I headed to Home Depot in a hour to pick up a kettle. Does it come with a cover, or will I have to pick one up?

Thanks


----------



## Rob D. (May 13, 2005)

I don't think it does, but a garbage bag will work

Rob


----------



## Guest (May 13, 2005)

My Platinum didn't come with one..


----------



## Rob D. (May 13, 2005)

Niagara River Smoker said:
			
		

> My Platinum didn't come with one..


 
Mine didn't either.  Unfortunately, I don't think a garbage bag will fit over it.  Gotta hit Ocean State Job Lot for a cheapie.  Got any idea how wide the Platinum is?  Should get one today, since it's gonna be crappy this weekend - again.... :-X 

Rob


----------



## ScottyDaQ (May 13, 2005)

The WSM came with one, so just wanted to check first. Thanks !


----------



## Guest (May 13, 2005)

Rob, just measured mine:

45" wide
25 1/2" deep
28 1/2" high at table level
38" high at the lid handle


----------



## Rob D. (May 13, 2005)

Niagara River Smoker said:
			
		

> Rob, just measured mine:
> 
> 45" wide
> 25 1/2" deep
> ...


 
Thanks for the help...

Rob


----------



## Captain Morgan (May 13, 2005)

ditto here.  Weber's products weather very well.


----------



## ScottyDaQ (May 13, 2005)

I looked at the covers ... the good was $44, the "basic" one looks like it WAS a trashbag. Too cheezy. Didn't even have the Weber logo. Don't waste $7 on that crap. 

Glad I went with all you smart people and said screw it.     =D>  :grin:


----------



## Finney (May 15, 2005)

The good cover for the kettle should have been around $22-$24.  Made like the WSM cover, but bigger.


----------



## ScottyDaQ (May 15, 2005)

i didn't even take a peek at it. I dunno of we're talking abot the same one. I saw the price, looked away, and threw up in my mouth..just a little bit. 

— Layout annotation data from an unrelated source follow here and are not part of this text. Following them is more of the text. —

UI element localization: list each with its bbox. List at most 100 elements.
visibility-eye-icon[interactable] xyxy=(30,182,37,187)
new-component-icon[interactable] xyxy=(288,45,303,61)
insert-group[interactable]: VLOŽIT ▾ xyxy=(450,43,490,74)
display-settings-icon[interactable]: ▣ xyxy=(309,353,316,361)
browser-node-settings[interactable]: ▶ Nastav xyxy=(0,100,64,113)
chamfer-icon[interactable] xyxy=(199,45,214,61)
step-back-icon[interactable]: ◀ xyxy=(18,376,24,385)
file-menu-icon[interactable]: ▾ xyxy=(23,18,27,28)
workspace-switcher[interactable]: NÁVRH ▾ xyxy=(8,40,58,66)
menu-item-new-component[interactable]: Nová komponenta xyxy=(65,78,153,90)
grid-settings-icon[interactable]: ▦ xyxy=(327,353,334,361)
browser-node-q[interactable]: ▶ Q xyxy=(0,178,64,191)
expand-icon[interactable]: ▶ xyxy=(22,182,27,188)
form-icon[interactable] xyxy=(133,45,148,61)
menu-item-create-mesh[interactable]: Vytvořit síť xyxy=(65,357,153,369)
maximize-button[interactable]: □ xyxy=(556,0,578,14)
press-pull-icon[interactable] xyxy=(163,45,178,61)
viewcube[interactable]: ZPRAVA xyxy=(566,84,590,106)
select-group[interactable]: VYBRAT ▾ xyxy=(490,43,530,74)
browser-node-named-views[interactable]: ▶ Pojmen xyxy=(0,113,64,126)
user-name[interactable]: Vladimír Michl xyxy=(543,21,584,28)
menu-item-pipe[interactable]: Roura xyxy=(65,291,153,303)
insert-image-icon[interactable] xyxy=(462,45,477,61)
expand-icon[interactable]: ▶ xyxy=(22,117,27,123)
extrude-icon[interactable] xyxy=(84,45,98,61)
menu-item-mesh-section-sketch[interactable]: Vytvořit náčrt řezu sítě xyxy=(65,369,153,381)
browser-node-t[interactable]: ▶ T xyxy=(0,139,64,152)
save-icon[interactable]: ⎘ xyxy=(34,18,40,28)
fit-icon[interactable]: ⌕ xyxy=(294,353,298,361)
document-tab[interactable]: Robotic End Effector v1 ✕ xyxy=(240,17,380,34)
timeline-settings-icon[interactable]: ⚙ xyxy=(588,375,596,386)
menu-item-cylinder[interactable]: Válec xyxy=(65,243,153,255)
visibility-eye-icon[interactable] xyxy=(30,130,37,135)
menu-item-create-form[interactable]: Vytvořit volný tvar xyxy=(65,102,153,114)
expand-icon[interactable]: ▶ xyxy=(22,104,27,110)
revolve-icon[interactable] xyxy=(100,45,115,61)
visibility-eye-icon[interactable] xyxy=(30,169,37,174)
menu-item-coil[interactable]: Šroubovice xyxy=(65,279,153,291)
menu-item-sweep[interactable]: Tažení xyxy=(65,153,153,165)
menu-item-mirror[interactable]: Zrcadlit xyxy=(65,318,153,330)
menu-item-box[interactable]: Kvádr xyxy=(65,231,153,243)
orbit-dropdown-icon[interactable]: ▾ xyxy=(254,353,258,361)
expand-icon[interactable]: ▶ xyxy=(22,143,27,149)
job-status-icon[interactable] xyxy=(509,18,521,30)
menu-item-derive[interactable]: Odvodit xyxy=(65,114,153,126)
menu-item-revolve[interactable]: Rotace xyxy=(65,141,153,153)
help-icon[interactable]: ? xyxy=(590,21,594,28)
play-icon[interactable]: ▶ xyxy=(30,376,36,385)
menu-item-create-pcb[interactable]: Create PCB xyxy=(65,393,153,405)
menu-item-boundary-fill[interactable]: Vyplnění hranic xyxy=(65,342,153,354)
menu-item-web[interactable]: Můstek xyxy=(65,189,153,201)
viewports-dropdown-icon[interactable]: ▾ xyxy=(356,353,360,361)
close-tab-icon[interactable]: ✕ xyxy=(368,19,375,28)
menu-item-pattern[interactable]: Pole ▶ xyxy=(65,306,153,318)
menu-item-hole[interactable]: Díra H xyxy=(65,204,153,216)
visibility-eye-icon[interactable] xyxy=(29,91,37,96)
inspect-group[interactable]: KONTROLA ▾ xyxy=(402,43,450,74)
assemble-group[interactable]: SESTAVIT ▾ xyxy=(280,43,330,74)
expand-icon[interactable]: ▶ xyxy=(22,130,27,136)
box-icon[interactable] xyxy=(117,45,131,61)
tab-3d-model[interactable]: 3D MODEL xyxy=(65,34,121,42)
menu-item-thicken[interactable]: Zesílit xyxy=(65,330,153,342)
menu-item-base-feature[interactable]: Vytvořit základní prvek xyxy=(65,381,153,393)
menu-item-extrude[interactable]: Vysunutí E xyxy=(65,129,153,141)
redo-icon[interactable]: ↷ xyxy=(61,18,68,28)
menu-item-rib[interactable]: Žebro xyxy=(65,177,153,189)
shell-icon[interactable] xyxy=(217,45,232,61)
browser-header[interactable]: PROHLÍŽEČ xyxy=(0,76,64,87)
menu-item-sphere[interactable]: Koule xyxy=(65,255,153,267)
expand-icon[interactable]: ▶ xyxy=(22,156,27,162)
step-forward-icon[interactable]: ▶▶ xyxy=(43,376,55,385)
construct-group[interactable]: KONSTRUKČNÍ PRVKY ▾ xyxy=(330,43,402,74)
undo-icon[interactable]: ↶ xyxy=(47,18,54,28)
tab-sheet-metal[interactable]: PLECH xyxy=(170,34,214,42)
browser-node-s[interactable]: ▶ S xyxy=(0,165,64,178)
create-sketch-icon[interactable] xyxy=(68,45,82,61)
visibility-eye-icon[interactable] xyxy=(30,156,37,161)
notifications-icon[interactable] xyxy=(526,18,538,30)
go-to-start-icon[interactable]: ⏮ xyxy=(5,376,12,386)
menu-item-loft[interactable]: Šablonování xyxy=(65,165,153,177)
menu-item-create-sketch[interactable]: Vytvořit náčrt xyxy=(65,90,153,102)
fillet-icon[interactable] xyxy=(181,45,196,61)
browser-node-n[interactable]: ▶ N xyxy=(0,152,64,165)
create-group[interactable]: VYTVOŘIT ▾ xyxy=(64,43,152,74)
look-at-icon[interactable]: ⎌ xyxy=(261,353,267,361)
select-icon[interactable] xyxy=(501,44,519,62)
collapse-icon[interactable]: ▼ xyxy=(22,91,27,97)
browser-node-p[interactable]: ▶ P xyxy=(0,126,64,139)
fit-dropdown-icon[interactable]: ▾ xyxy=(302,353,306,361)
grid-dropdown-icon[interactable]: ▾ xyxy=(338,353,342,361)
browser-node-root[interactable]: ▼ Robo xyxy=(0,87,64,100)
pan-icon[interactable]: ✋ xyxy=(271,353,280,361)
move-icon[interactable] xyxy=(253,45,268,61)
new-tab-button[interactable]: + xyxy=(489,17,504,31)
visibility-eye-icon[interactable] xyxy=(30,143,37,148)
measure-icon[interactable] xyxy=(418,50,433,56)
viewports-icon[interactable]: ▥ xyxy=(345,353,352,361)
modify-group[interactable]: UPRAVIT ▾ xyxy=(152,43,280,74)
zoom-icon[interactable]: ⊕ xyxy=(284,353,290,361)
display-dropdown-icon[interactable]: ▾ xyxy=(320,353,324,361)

<kidding..I heard that line from a movie and it cracks me up.>


----------



## Captain Morgan (May 15, 2005)

yeah I remember that line, it was funny as hell, what was the movie?


----------



## ScottyDaQ (May 15, 2005)

Dodgeball: A True Underdog Story (2004)
Ben Stiller and Christine Taylor
http://www.moviewavs.com/cgi-bin/mp3s.c ... ldmate.mp3


----------



## Griff (May 16, 2005)

They don't come with a cover and and for my two cents don't really need one. I've got a kettle I've had for twenty years (it's got a "G" stamped on the vent). It has lived outside for twenty Alaskan winters without a cover and the only problem has been the wood handles. Well, that and the one touch vent adjuster is toast. Been meaning to replace that for a couple of years.

Griff


----------



## Finney (May 30, 2005)

Finally used the cover on my kettle.  Knew I was going to be gone for this three day weekend, so I put it on.  The back porch gets a little messy when it storms down here.  And it was going to. (storm that is)
It will be back off for another week (almost) of grilling.


----------